Wonder why insurance premiums are going up instead of down during recession?
The rising price of oil and gas, the unemployment rates and the uncertainty of the economy; what do these things have in common? They can all affect the insurance industry and the rates you pay for your auto and homeowners coverage.
Actuarial science is a field that uses math and statistics to assess risk in the financial and insurance industries. There is a professional group of people called actuaries that use actuarial science and apply it to property and casualty insurance risks.
This group of experts has noticed a connection between sudden surges in oil prices and recessions. Over the past seventy years there have been twelve sudden hikes in oil prices; eleven of those were instantly followed by a recession.
When a recession takes place people tend to drive less because of higher gas prices. In turn, this decreases auto insurance claims. This may sound like a good thing, but there is usually a trade off.

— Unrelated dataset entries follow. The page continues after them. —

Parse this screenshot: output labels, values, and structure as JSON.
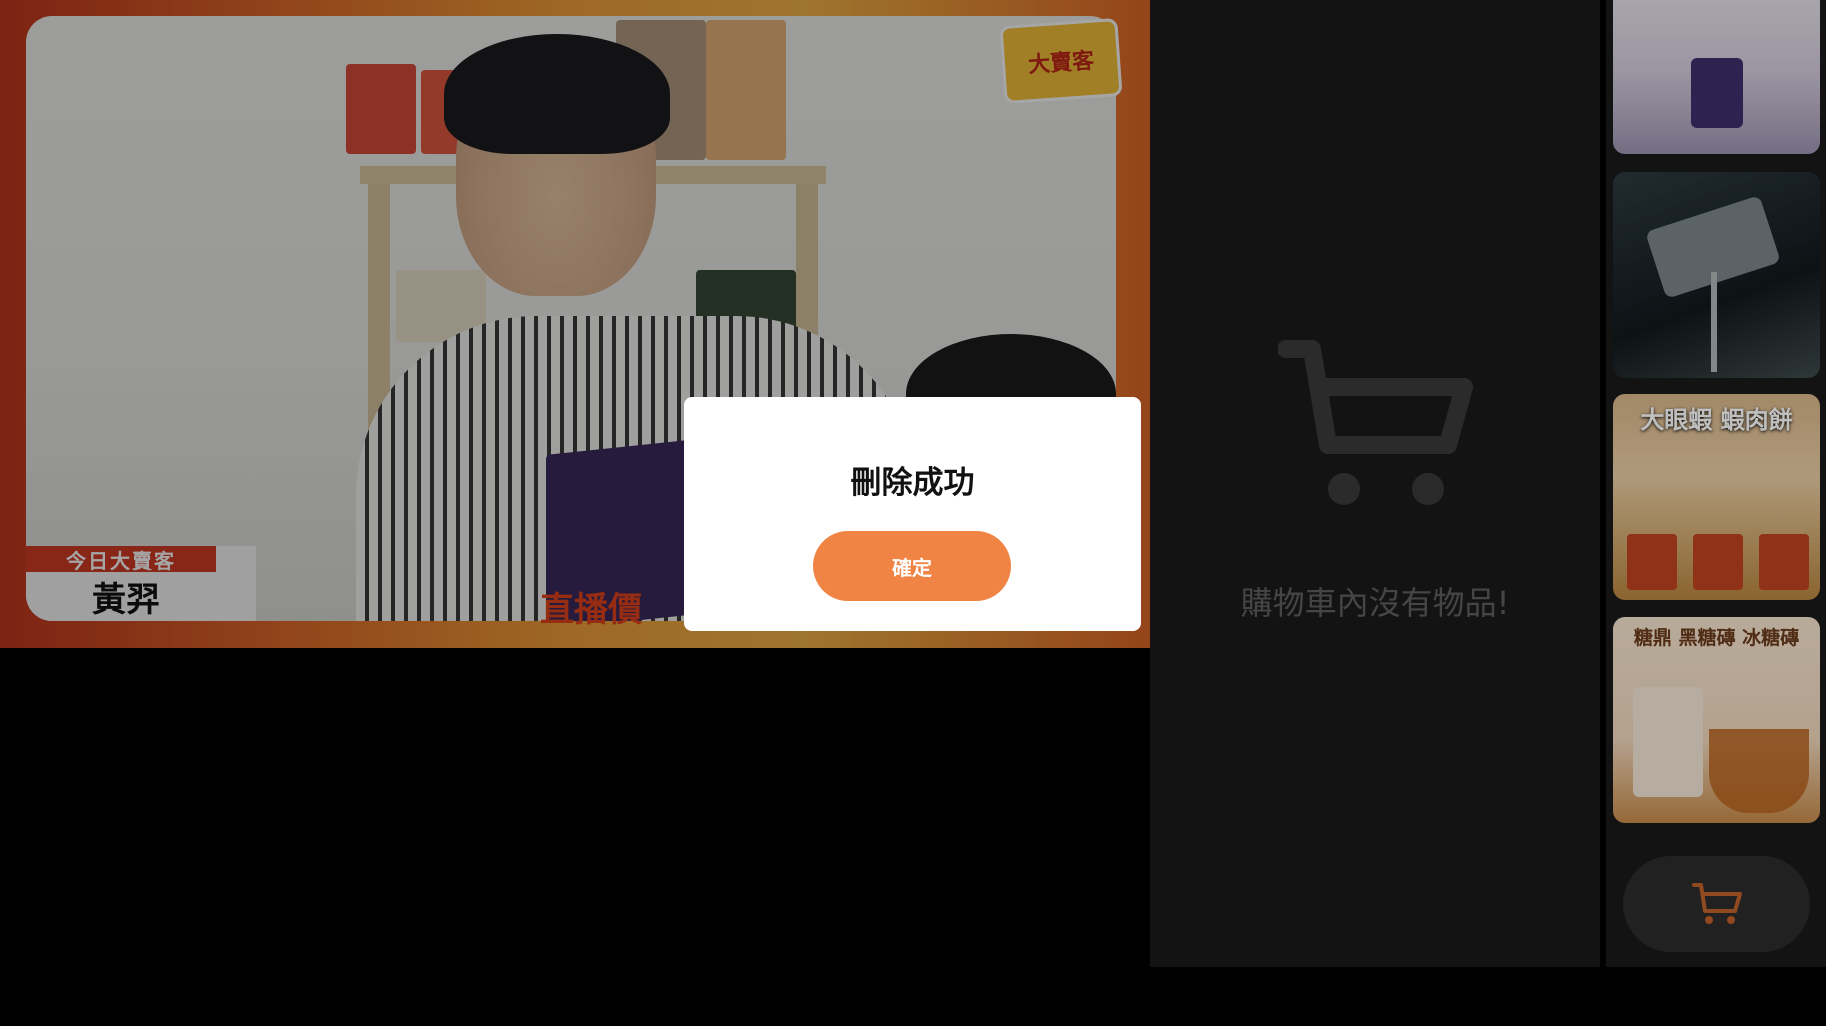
{
  "video": {
    "lower_third_tag": "今日大賣客",
    "host_name": "黃羿",
    "logo_text": "大賣客",
    "price_banner": "直播價"
  },
  "cart": {
    "empty_message": "購物車內沒有物品!"
  },
  "product_strip": {
    "items": [
      {
        "label": ""
      },
      {
        "label": ""
      },
      {
        "label": "大眼蝦 蝦肉餅"
      },
      {
        "label": "糖鼎 黑糖磚 冰糖磚"
      }
    ]
  },
  "dialog": {
    "title": "刪除成功",
    "confirm_label": "確定"
  },
  "colors": {
    "accent": "#ef8444",
    "panel_bg": "#1a1a1a"
  }
}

The amount of fraudulent auto claims may rise, or theft claims may increase because crime rates rise in a poor economy.
Recessions have unfavorable effects on employment. When people lose their jobs, they can’t pay their mortgage, and they have difficulty keeping up maintenance on their home. When banks foreclose, houses may sit empty for months, or years, without any upkeep. This causes an increase in homeowner claims.

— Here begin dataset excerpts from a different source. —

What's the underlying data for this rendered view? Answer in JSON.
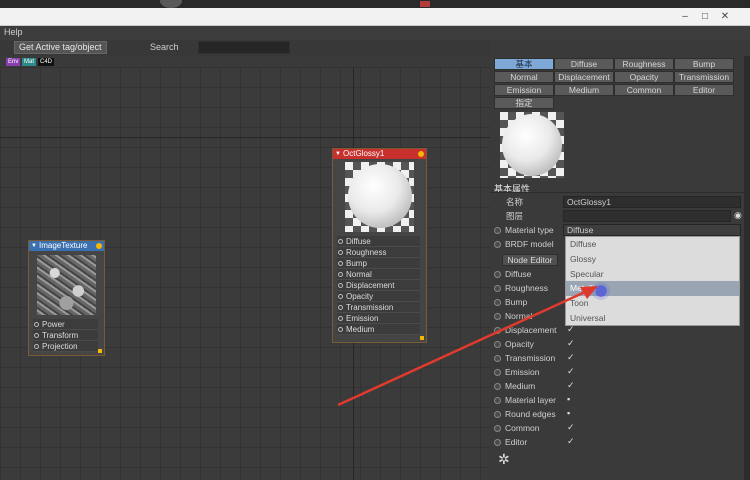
{
  "window": {
    "minimize": "–",
    "maximize": "□",
    "close": "✕"
  },
  "menu": {
    "help": "Help"
  },
  "toolbar": {
    "active_button": "Get Active tag/object",
    "search_label": "Search"
  },
  "tags": [
    "Env",
    "Mat",
    "C4D"
  ],
  "nodes": {
    "image_texture": {
      "title": "ImageTexture",
      "ports": [
        "Power",
        "Transform",
        "Projection"
      ]
    },
    "oct_glossy": {
      "title": "OctGlossy1",
      "ports": [
        "Diffuse",
        "Roughness",
        "Bump",
        "Normal",
        "Displacement",
        "Opacity",
        "Transmission",
        "Emission",
        "Medium"
      ]
    }
  },
  "tabs": [
    "基本",
    "Diffuse",
    "Roughness",
    "Bump",
    "Normal",
    "Displacement",
    "Opacity",
    "Transmission",
    "Emission",
    "Medium",
    "Common",
    "Editor",
    "指定"
  ],
  "panel": {
    "section_header": "基本属性",
    "name_label": "名称",
    "name_value": "OctGlossy1",
    "layer_label": "图层",
    "material_type_label": "Material type",
    "material_type_value": "Diffuse",
    "brdf_label": "BRDF model",
    "node_editor_button": "Node Editor",
    "params": [
      "Diffuse",
      "Roughness",
      "Bump",
      "Normal",
      "Displacement",
      "Opacity",
      "Transmission",
      "Emission",
      "Medium",
      "Material layer",
      "Round edges",
      "Common",
      "Editor"
    ]
  },
  "dropdown": {
    "options": [
      "Diffuse",
      "Glossy",
      "Specular",
      "Metallic",
      "Toon",
      "Universal"
    ],
    "highlighted": "Metallic"
  },
  "colors": {
    "selected_tab": "#7ea8d6",
    "node_header_red": "#c8302e",
    "node_header_blue": "#3a6fb0",
    "arrow": "#e03a2e"
  }
}
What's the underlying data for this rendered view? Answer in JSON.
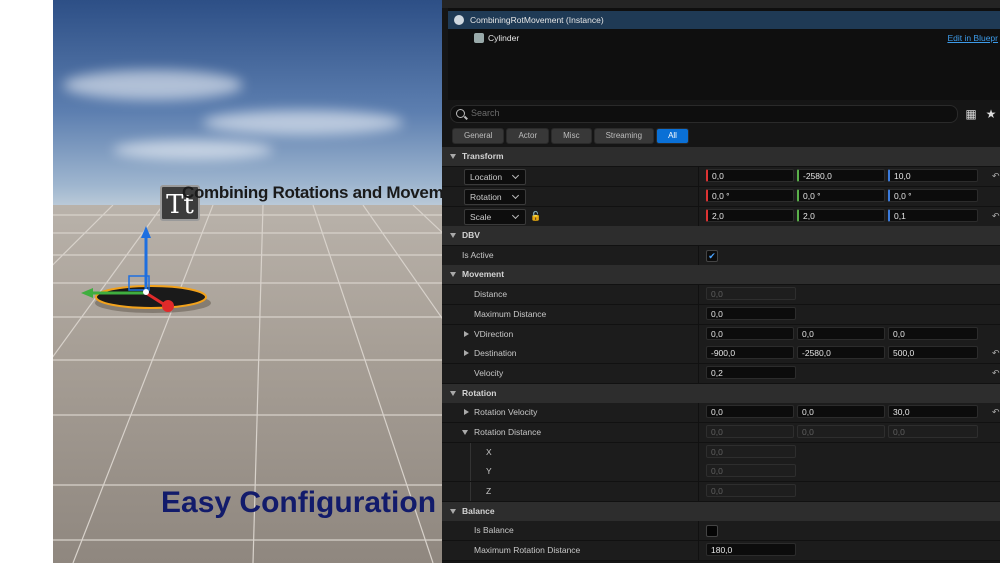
{
  "viewport": {
    "title": "Combining Rotations and Movement",
    "caption": "Easy Configuration",
    "text_icon": "Tt"
  },
  "tree": {
    "root_label": "CombiningRotMovement (Instance)",
    "child_label": "Cylinder",
    "edit_link": "Edit in Bluepr"
  },
  "search": {
    "placeholder": "Search"
  },
  "tabs": [
    "General",
    "Actor",
    "Misc",
    "Streaming",
    "All"
  ],
  "active_tab": "All",
  "details": {
    "transform": {
      "header": "Transform",
      "location": {
        "label": "Location",
        "x": "0,0",
        "y": "-2580,0",
        "z": "10,0"
      },
      "rotation": {
        "label": "Rotation",
        "x": "0,0 °",
        "y": "0,0 °",
        "z": "0,0 °"
      },
      "scale": {
        "label": "Scale",
        "x": "2,0",
        "y": "2,0",
        "z": "0,1"
      }
    },
    "dbv": {
      "header": "DBV",
      "is_active": "Is Active",
      "is_active_checked": true
    },
    "movement": {
      "header": "Movement",
      "distance": {
        "label": "Distance",
        "value": "0,0"
      },
      "max_distance": {
        "label": "Maximum Distance",
        "value": "0,0"
      },
      "vdirection": {
        "label": "VDirection",
        "x": "0,0",
        "y": "0,0",
        "z": "0,0"
      },
      "destination": {
        "label": "Destination",
        "x": "-900,0",
        "y": "-2580,0",
        "z": "500,0"
      },
      "velocity": {
        "label": "Velocity",
        "value": "0,2"
      }
    },
    "rotation": {
      "header": "Rotation",
      "rot_velocity": {
        "label": "Rotation Velocity",
        "x": "0,0",
        "y": "0,0",
        "z": "30,0"
      },
      "rot_distance": {
        "label": "Rotation Distance",
        "x": "0,0",
        "y": "0,0",
        "z": "0,0"
      },
      "x": {
        "label": "X",
        "value": "0,0"
      },
      "y": {
        "label": "Y",
        "value": "0,0"
      },
      "z": {
        "label": "Z",
        "value": "0,0"
      }
    },
    "balance": {
      "header": "Balance",
      "is_balance": "Is Balance",
      "is_balance_checked": false,
      "max_rot_distance": {
        "label": "Maximum Rotation Distance",
        "value": "180,0"
      }
    }
  },
  "colors": {
    "accent": "#0a70d6",
    "selection": "#1f3a55",
    "caption": "#121b6b"
  },
  "icons": [
    "text-render-icon",
    "search-icon",
    "table-view-icon",
    "star-icon",
    "lock-icon",
    "reset-arrow-icon",
    "component-icon",
    "mesh-icon"
  ]
}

This comes around full circle to affect everything in our lives. The price to repair our cars and homes, the price of food and yes, the price of our insurance; everything is effected by a recession. People are also shaving coverages as well as letting insurance policies cancel altogher, which as lead to an increase of uninsured motorist claims. Agents make less money in a recession and insurers that make less money have less investment income.
Our natural resources are being depleted, and we still haven’t figured out a way to replace them. On the positive side of this; investments in green products usually increase. People buy solar panels, wind turbines and hybrid cars. This could lead to new lines of coverage for homes equipped with natural energy resources and for hybrid vehicles.